La prisión estaba en silencio. Hacía dos horas que los presos habían sido encerrados en sus celdas. Los pasillos apenas estaban iluminados, y los celadores de servicio dormitaban.
Los Bajerai empujaron la puerta de su celda comprobando que estaba abierta. El individuo había cumplido. Pegándose a la pared, pero arrastrándose casi a ras del suelo, se dirigieron hacia el otro extremo del pasillo, donde sabían que estaba la celda del mudo. Si todo iba bien, en menos de diez minutos habrían vuelto a su celda y nadie se enteraría de nada.
Habían recorrido la mitad del pasillo cuando el pequeño, que cerraba la marcha, sintió una mano apretándole el cuello. No pudo esbozar el grito, sintió un golpe pesado en la cabeza y perdió el sentido. El mayor de los Bajerai se volvió demasiado tarde, un puñetazo se estrelló contra su nariz y empezó a sangrar; tampoco pudo gritar, una mano de hierro le apretaba el cuello y no le dejaba respirar, sintió que se le escapaba la vida.
Los dos hermanos se despertaron en su celda, tirados en el suelo, mientras un celador atónito daba la voz de alarma. Se alegraron de estar vivos mientras los trasladaban a la enfermería, pero alguien los había traicionado. Les estaban esperando.
El médico dictaminó que debían permanecer en observación en la enfermería. Habían recibido unos golpes brutales en la cabeza y sus rostros eran un amasijo de sangre, con los ojos casi cerrados a causa de la hinchazón. Se quejaron del dolor y, por indicación del médico, la enfermera les inyectó un calmante que los sumió en un nuevo sueño.

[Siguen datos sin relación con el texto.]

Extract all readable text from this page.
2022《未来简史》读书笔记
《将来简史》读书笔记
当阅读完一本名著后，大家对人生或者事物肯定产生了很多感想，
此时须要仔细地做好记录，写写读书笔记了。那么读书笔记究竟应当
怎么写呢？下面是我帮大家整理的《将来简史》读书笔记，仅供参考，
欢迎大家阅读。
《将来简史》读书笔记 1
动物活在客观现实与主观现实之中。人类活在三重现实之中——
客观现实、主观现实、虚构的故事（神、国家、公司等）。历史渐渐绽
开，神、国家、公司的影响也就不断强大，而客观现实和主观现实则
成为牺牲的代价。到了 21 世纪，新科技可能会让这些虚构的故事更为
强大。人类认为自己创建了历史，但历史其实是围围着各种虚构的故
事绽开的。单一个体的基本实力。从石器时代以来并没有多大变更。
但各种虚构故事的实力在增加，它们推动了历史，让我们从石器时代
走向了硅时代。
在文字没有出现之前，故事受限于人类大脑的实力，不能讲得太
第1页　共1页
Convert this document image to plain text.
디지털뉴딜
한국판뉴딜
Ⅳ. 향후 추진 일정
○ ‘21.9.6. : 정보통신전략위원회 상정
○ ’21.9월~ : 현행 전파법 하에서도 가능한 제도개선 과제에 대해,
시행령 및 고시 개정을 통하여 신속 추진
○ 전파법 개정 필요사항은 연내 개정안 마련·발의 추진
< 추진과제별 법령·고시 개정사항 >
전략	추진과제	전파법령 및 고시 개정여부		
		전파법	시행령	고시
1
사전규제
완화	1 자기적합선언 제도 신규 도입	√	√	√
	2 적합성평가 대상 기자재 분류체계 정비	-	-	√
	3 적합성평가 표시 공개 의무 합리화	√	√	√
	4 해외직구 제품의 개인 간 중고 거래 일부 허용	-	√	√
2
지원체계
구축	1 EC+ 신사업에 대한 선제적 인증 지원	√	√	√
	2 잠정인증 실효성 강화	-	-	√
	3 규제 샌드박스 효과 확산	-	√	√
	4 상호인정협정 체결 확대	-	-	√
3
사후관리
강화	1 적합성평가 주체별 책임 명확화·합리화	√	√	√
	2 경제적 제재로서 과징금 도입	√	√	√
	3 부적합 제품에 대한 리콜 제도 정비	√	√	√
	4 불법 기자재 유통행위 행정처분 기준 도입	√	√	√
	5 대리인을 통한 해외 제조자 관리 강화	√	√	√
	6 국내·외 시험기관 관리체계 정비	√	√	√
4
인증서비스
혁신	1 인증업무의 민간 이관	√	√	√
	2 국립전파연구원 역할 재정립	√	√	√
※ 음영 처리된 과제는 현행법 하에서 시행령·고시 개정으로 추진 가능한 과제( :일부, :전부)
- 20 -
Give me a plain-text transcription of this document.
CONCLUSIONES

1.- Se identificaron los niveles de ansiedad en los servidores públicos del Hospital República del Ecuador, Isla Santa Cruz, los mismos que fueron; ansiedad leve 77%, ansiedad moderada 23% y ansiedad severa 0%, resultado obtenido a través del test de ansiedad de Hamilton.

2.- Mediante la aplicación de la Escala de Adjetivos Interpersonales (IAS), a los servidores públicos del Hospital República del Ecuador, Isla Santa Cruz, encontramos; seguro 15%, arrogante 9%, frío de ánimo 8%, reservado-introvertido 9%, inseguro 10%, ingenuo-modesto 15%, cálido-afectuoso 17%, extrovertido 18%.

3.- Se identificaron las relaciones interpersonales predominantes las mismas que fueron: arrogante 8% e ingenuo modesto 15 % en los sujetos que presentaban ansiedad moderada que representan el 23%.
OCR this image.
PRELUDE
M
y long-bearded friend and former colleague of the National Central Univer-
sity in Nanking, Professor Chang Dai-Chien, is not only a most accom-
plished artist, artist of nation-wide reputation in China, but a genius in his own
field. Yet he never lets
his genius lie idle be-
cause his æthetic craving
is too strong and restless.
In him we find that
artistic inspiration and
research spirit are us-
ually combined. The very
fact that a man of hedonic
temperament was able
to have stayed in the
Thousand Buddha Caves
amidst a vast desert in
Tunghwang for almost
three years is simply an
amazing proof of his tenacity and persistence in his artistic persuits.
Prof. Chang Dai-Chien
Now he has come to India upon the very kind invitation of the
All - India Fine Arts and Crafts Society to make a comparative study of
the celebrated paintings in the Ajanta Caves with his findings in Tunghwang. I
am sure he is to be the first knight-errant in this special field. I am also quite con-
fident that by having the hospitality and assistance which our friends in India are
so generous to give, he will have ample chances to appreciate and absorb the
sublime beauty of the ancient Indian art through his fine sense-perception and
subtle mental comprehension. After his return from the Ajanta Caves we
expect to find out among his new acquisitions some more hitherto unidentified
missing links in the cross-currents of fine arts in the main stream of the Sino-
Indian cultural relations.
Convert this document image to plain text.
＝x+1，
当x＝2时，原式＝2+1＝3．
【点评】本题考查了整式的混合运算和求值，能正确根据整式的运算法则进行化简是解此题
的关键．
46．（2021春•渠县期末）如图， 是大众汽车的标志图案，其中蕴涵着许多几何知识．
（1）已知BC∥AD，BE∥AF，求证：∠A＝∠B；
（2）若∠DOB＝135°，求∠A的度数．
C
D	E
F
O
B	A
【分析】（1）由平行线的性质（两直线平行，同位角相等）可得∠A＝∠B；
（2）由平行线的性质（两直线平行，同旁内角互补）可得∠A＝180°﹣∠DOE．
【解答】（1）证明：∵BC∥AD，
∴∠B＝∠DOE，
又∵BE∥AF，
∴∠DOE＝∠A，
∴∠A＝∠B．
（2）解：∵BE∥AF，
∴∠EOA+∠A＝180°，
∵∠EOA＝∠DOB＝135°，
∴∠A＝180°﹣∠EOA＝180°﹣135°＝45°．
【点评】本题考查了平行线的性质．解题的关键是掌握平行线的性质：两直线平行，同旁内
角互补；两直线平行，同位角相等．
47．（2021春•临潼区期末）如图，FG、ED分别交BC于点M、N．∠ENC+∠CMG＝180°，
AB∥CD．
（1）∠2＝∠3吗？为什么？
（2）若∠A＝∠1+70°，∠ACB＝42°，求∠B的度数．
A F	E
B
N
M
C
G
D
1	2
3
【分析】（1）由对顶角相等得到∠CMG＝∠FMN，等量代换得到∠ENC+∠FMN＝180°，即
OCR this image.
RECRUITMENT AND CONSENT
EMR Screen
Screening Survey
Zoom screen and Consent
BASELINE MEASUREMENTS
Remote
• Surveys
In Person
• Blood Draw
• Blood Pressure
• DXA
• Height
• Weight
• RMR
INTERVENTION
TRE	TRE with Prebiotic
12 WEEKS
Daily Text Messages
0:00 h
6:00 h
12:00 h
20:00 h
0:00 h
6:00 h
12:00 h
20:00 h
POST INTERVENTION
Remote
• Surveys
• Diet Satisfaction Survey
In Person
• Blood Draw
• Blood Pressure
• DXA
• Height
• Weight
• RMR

Cuando Marco llegó al despacho del director éste le contó preocupado los acontecimientos de la noche. Tenía que dar parte a las autoridades judiciales, y a los carabinieri.
Marco le tranquilizó, y pidió ver al capo Frasquello.
—He cumplido mi parte —le espetó éste tan pronto entró en el despacho del director.
—Sí, y yo cumpliré la mía. ¿Qué ha pasado?
—No haga preguntas, las cosas han salido como usted quería. El mudo vive y los turcos también, ¿qué más quiere? Nadie ha sufrido daño alguno. Bueno, hubo que parar a esos dos hermanos, pero no les ha pasado nada grave.
—Quiero que continúe vigilando. Pueden volver a intentarlo.
—¿Quiénes, esos dos? No lo creo.
—Ellos u otros, no lo sé. Esté atento.
—¿Cuándo hablará con la Junta de Seguridad?
—En cuanto esto haya acabado.
—¿Y cuándo será eso?
—Espero que en tres o cuatro días, no más.
—De acuerdo. Cumpla, poli, porque de lo contrario lo pagará.
—No sea estúpido, no me amenace.
—Cumpla.
Frasquello salió del despacho dando un portazo ante la mirada estupefacta del director.
—Pero, Marco, ¿usted cree que la Junta de Seguridad hará caso de su recomendación sobre Frasquello?
—Ha colaborado; deben tenerlo en cuenta, es todo lo que les pediré. Dígame ¿cuándo podremos tener las deportivas del mudo? Mi hombre no se puede quedar eternamente en Turín, tenemos que meter ese micrófono.
—No se me ha ocurrido ninguna excusa, yo…
—Pues mande que se las quiten para lavarlas, dígale que como va a salir es costumbre que los presos que recuperan la libertad salgan lo más aseados posible. Si no lo entiende dará lo mismo; si lo entiende, la explicación es la más plausible que se me ocurre. No hay otra. Así que esta noche, cuando lo encierren en su celda, me traen aquí las zapatillas de deporte; lávenlas, deben devolvérselas limpias, luego trabajaremos con ellas.